Windmill's high performance handled this workload with ease. The platform's optimized execution runtime and efficient job queue management ensure that all 25 concurrent tests execute reliably without bottlenecks, maintaining the 5-minute cadence that protects their revenue-generating processes around the clock.
Streamlined deployment within compliance framework
Windmill scripts integrate into CFA Institute's formal change management process through a hot path that accelerates production readiness while maintaining proper controls. With Git sync, proper version control, and workspace collaboration features, the entire SRE team could work together seamlessly within their governance framework.
"We were very quickly able to get our scripts out of n8n and transitioned over into Windmill pretty quickly. And then from there our use of Windmill has kind of exploded."
— Cam Barts
Enterprise-wide integration platform
Beyond synthetic monitoring, CFA Institute built sophisticated integrations that extended across their organization:
Microsoft Teams Bot - Built on Windmill's Teams integration, the bot became "the biggest hit with leadership." Available in every channel, it handles postmortem searches, release status queries, and Jira notifications. Development teams use it for release monitoring, DevOps teams track deployment pipelines, and production support searches historical postmortems, all through natural language queries in Teams.
Grafana Data Layer - Windmill serves as a data processing layer between complex data sources and Grafana. Instead of connecting Grafana directly to sources with limitations (like Jira's 50-ticket pagination limit), Windmill scripts fetch data from multiple sources, perform transformations and merging, apply business logic, and expose clean results via API. Business stakeholders consume integrated data through Grafana dashboards without knowing Windmill powers them behind the scenes.
The Result
After seven months in production, Windmill usage has "exploded" across CFA Institute's IT organization. What started as a single SRE team pilot has grown into organization-wide demand, with multiple teams actively building and weekly requests for expansion.

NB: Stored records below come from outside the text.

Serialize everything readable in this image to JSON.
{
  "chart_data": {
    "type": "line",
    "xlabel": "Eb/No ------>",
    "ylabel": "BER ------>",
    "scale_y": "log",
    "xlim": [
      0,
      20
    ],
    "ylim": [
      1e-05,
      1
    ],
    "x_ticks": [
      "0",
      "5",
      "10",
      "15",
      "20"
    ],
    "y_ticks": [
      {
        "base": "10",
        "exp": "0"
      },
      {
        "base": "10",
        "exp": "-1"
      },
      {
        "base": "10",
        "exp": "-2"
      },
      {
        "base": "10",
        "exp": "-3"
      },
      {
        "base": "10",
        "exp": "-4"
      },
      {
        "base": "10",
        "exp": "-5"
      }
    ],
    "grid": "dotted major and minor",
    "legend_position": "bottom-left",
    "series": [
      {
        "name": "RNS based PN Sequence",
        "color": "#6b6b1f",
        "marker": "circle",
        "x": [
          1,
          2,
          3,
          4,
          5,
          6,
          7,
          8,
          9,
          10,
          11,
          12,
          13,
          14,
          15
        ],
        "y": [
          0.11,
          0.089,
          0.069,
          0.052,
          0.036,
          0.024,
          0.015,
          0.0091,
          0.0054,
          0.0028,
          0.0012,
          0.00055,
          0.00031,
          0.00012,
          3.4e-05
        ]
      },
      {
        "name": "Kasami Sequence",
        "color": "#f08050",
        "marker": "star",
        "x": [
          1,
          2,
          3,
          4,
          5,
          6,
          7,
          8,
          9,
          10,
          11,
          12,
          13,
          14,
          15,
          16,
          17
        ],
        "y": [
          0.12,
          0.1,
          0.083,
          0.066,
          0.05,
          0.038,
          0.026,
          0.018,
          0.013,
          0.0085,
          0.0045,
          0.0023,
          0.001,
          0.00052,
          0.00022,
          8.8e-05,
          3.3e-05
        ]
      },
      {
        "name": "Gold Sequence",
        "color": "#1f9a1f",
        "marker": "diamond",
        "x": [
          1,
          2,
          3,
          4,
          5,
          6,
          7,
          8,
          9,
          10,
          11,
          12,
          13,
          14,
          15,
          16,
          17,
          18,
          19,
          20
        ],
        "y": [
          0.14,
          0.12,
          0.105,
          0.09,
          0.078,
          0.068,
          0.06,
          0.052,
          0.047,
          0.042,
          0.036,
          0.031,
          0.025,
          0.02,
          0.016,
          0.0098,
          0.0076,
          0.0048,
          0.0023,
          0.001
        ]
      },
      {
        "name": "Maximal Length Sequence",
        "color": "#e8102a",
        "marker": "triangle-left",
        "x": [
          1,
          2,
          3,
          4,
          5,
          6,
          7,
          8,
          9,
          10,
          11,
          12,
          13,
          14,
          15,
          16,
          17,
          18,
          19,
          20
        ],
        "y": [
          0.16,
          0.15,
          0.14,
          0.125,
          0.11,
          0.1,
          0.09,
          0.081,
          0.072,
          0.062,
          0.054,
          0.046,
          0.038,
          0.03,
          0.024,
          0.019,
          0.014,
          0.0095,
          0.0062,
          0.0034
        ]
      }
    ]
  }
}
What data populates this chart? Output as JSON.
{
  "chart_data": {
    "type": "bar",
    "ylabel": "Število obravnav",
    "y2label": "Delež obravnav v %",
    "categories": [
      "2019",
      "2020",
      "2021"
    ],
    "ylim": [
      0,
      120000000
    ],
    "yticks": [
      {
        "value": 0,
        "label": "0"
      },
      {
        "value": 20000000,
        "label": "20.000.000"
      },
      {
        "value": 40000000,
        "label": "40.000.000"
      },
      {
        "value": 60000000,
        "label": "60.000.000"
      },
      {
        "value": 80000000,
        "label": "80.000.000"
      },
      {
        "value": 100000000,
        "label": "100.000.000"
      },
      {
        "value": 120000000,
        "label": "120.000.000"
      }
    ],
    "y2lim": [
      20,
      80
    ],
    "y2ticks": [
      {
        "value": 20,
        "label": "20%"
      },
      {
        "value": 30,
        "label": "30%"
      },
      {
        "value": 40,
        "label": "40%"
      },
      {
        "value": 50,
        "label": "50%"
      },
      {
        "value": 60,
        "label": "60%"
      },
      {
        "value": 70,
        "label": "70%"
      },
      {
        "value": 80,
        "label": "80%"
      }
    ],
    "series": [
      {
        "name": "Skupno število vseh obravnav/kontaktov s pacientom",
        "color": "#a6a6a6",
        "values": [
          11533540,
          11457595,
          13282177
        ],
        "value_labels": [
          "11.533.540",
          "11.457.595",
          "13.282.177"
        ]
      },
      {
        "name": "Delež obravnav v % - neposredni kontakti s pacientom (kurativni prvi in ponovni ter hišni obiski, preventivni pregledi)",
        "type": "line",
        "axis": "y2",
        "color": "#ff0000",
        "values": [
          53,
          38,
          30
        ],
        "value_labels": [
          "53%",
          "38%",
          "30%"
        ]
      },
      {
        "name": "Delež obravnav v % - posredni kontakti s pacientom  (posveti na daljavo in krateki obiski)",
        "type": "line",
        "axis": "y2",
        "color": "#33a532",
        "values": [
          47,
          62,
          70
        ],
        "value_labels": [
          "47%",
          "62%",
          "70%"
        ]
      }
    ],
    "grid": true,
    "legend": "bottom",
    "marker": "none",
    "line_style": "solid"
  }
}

The platform has proven production-stable for their most critical workloads: 25 synthetic tests running every 5 minutes without failures, platform updates every 2 weeks with zero incidents, and mission-critical monitoring that directly protects revenue-generating processes.
The transition from n8n required only brief training sessions before the entire team became productive and, ultimately, advocates. Business stakeholders and non-technical teams now have access to sophisticated automation through Grafana dashboards, Teams bot queries, and auto-generated UIs, all powered by real code underneath that developers can iterate on rapidly.
Conclusion
CFA Institute's journey from n8n to Windmill demonstrates how the right platform can transform isolated scripts into an enterprise-wide automation layer. By choosing a developer-first platform that supports real code, Git workflows, and production-grade reliability, they've built mission-critical infrastructure that protects revenue while enabling rapid iteration.